El humo casi imperceptible pero dulzón de la pipa de García Schnetzer genera una atmósfera ideal en este atardecer otoñal. “Si miro a la distancia, mi biblioteca la integran principalmente escritores del siglo XIX y anteriores. ¿Por qué? No lo sé, será consecuencia de la preocupación por el pasado. Henry James, Shakespeare, Cervantes, Martínez Estrada, aunque después me desilusionó un poco; Machado de Assis, Balzac, Alberdi, Payró, Antonio Machado, su poesía, sí, pero ante todo su Juan de Mairena, a quien le debo la rima con Requena, el trato de maestro, la estructura en párrafos del libro, y ¿por qué no? también cierta envidia hacia esa obra; el teatro y la narrativa de Strindberg. De los historiadores, José María Rosa, Milcíades Peña, los franceses Le Goff, Duby...”, enumera el escritor.

–¿Pulió mucho la escritura para que por el tema, sobre todo en los momentos en que se debaten cuestiones más metafísicas, filosóficas o literarias, no se le tornara un tanto barroca?
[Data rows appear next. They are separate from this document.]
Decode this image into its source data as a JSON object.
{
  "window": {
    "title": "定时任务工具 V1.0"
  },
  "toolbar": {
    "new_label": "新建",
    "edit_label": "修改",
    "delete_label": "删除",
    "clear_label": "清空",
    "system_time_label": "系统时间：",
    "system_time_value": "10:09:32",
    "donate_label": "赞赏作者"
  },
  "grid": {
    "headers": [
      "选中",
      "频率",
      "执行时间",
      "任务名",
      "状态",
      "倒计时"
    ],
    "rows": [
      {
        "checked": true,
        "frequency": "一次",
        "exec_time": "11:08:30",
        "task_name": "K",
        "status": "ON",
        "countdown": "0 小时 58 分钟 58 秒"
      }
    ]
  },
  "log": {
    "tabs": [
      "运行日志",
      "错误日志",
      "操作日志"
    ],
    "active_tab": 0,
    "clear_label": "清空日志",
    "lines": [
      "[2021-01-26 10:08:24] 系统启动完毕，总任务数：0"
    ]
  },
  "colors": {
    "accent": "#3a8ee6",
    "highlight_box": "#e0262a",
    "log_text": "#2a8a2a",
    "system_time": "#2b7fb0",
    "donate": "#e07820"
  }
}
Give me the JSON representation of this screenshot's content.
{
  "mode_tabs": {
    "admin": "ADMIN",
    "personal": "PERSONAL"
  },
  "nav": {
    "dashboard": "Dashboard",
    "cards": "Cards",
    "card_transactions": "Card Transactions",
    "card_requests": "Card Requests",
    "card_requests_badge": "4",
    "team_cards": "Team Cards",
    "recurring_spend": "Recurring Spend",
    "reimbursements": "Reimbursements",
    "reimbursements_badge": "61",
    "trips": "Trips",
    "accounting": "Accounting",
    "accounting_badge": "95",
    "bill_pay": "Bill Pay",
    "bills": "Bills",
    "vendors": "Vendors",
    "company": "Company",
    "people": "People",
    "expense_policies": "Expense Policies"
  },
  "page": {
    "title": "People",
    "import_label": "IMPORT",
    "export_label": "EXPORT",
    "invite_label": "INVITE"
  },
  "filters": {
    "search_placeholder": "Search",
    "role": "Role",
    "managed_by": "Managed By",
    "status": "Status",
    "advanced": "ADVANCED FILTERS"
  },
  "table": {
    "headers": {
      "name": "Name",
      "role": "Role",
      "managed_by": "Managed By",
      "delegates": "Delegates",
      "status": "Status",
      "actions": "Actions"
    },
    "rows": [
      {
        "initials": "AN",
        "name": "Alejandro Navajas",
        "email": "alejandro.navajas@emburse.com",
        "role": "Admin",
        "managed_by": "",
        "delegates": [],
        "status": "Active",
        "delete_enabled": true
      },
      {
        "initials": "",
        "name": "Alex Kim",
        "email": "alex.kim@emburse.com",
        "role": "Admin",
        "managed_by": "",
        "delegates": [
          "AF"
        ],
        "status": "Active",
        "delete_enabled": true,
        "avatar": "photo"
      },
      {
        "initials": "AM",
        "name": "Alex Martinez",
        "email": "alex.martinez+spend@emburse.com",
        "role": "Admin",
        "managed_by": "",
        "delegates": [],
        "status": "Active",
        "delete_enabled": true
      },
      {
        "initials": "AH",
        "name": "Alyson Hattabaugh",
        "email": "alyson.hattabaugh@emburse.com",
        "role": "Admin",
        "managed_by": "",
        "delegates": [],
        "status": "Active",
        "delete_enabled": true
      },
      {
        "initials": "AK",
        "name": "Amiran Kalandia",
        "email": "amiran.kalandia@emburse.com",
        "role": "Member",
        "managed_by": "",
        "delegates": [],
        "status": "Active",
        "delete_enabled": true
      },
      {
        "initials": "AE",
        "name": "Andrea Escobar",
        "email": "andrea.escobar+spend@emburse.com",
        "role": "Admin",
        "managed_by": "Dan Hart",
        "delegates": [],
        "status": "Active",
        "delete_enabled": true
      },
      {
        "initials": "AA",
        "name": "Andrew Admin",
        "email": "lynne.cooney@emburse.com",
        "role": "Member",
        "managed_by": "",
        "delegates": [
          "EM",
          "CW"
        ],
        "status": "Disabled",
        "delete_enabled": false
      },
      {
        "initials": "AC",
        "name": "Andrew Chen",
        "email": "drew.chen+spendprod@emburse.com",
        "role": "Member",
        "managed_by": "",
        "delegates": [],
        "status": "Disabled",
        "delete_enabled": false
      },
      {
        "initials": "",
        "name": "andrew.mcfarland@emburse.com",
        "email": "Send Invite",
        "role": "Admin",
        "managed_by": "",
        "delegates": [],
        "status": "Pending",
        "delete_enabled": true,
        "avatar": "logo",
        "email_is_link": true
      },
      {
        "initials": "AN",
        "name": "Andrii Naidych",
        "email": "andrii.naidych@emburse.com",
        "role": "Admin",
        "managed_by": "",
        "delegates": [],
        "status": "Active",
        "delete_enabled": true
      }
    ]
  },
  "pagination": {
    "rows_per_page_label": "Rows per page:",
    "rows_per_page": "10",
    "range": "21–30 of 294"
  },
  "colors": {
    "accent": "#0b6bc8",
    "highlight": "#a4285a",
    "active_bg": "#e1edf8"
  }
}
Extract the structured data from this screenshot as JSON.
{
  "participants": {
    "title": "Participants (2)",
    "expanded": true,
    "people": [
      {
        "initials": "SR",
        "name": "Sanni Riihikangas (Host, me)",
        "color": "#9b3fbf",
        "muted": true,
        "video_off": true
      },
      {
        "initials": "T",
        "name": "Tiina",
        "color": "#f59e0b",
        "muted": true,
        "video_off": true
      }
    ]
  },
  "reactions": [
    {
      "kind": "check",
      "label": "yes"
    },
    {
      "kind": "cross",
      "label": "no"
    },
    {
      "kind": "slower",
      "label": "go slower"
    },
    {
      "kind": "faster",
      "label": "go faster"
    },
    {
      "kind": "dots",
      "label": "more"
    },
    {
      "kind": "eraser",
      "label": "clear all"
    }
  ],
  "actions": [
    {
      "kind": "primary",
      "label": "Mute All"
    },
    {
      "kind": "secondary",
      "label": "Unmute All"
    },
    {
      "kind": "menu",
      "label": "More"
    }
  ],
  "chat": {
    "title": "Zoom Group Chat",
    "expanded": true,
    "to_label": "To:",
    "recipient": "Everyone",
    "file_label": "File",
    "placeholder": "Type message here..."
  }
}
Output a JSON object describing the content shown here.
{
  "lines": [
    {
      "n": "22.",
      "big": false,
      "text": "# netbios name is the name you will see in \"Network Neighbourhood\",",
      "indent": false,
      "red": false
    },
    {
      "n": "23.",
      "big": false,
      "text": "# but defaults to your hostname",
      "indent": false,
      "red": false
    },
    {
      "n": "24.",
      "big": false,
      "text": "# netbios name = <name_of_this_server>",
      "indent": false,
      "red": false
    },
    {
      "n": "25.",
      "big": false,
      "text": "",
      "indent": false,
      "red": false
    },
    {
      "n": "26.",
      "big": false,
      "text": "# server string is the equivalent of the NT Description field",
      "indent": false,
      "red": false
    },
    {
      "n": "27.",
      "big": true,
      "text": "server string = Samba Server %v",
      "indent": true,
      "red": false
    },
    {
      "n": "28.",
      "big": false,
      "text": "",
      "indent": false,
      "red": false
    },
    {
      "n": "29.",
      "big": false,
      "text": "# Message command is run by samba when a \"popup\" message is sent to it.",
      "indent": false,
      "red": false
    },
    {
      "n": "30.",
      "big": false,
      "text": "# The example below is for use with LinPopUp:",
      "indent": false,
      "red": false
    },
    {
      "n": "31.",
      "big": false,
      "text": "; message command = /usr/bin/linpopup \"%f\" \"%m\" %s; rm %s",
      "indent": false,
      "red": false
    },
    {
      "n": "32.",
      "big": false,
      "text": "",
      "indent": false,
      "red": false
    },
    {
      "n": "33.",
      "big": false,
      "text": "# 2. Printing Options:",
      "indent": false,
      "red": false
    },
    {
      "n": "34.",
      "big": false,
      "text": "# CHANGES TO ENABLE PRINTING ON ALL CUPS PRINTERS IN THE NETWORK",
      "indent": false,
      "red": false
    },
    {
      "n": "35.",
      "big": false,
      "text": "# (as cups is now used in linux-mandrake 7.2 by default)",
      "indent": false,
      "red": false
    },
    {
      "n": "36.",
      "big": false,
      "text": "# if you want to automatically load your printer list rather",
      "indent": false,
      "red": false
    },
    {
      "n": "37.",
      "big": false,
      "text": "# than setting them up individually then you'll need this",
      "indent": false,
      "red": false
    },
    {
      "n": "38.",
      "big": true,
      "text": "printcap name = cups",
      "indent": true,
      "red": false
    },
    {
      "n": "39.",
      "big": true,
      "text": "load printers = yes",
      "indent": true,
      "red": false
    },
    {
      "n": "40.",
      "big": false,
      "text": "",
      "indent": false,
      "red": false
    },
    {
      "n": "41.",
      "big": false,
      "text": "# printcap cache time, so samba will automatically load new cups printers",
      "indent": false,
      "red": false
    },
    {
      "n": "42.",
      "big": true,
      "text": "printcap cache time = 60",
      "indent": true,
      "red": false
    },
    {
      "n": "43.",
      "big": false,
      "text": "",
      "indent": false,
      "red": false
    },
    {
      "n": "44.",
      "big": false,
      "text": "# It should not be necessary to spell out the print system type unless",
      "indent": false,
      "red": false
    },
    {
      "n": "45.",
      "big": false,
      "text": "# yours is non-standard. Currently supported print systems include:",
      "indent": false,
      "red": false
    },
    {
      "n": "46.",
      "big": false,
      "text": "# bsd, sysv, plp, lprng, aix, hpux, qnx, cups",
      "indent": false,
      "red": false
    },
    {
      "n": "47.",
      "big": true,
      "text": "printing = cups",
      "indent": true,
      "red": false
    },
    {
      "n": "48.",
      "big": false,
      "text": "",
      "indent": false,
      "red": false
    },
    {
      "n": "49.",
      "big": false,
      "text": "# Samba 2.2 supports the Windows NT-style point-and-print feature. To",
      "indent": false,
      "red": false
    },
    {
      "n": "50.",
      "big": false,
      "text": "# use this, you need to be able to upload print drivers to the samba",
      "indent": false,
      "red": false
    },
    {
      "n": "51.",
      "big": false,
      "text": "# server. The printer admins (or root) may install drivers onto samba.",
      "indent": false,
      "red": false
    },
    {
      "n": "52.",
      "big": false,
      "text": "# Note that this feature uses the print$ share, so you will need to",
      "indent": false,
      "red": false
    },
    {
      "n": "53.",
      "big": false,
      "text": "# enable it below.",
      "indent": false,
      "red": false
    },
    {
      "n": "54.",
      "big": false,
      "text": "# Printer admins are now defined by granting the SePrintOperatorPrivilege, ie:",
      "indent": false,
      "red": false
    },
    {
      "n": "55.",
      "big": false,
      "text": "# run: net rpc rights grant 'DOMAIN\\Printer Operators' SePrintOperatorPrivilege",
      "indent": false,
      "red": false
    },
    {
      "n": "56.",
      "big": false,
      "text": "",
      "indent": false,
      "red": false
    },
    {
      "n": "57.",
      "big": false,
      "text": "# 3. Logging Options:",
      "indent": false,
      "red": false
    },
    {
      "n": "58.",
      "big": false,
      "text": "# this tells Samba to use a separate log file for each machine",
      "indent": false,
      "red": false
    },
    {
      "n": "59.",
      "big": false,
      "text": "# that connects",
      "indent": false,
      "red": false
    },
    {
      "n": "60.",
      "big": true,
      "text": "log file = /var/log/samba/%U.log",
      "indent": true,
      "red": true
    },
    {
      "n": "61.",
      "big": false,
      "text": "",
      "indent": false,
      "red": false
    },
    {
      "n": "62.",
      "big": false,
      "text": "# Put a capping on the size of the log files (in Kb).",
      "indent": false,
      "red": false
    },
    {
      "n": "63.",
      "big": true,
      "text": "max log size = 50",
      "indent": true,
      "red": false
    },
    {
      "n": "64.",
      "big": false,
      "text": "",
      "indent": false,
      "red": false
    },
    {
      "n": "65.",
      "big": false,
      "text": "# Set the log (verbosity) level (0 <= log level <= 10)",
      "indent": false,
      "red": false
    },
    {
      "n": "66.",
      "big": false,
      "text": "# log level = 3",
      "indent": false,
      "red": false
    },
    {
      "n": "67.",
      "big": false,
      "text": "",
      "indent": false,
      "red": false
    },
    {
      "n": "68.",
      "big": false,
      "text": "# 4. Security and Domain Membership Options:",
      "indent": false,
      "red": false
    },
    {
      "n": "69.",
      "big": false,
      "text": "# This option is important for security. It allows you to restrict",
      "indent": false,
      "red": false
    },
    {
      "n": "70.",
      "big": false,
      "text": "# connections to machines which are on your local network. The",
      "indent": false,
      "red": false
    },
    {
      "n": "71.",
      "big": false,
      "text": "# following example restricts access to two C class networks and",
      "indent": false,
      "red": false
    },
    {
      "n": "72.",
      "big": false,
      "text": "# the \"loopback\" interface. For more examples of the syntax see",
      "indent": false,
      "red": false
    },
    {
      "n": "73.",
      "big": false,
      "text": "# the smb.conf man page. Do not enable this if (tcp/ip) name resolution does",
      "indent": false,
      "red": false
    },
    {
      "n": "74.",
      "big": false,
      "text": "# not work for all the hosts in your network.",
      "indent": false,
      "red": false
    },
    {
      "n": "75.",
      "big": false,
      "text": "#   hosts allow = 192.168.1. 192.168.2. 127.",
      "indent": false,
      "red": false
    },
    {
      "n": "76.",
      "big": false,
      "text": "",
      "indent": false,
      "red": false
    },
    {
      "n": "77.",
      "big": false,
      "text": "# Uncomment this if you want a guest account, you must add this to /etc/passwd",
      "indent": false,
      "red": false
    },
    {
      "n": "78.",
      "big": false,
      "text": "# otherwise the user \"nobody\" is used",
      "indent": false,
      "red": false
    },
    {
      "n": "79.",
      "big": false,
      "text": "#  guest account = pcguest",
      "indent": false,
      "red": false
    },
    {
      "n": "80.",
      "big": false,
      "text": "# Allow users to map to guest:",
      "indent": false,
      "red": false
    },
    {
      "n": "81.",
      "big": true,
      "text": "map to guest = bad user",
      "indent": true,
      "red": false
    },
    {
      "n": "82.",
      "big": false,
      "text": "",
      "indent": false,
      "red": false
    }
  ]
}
–Lo que escribo suele evitar el barroquismo. Como lector no me agrada ese tipo de obras. No estoy diciendo que la complejidad sea un demérito. Uno puede intimar con obras complejas y muy bellas, o con obras cuyo grado de dificultad es subjetivo pero resultan intransitables. Lo barroco no está en mi naturaleza y creo que no era necesario para el relato que buscaba. Quería contar los años postreros de un vecino de Palermo apreciado por la gente del barrio. Pasará por ausencia no haber mencionado nada sobre el tango, pero fue premeditado. Una segunda ausencia fue la política. No creí que fueran temas necesarios para el libro. Tan sólo aspiraba a que el relato fuera verosímil.

–Usted menciona entre sus lecturas a Fray Mocho, un autor bastante olvidado, nada canonizado y al que no se suele recomendar como una lectura fundamental.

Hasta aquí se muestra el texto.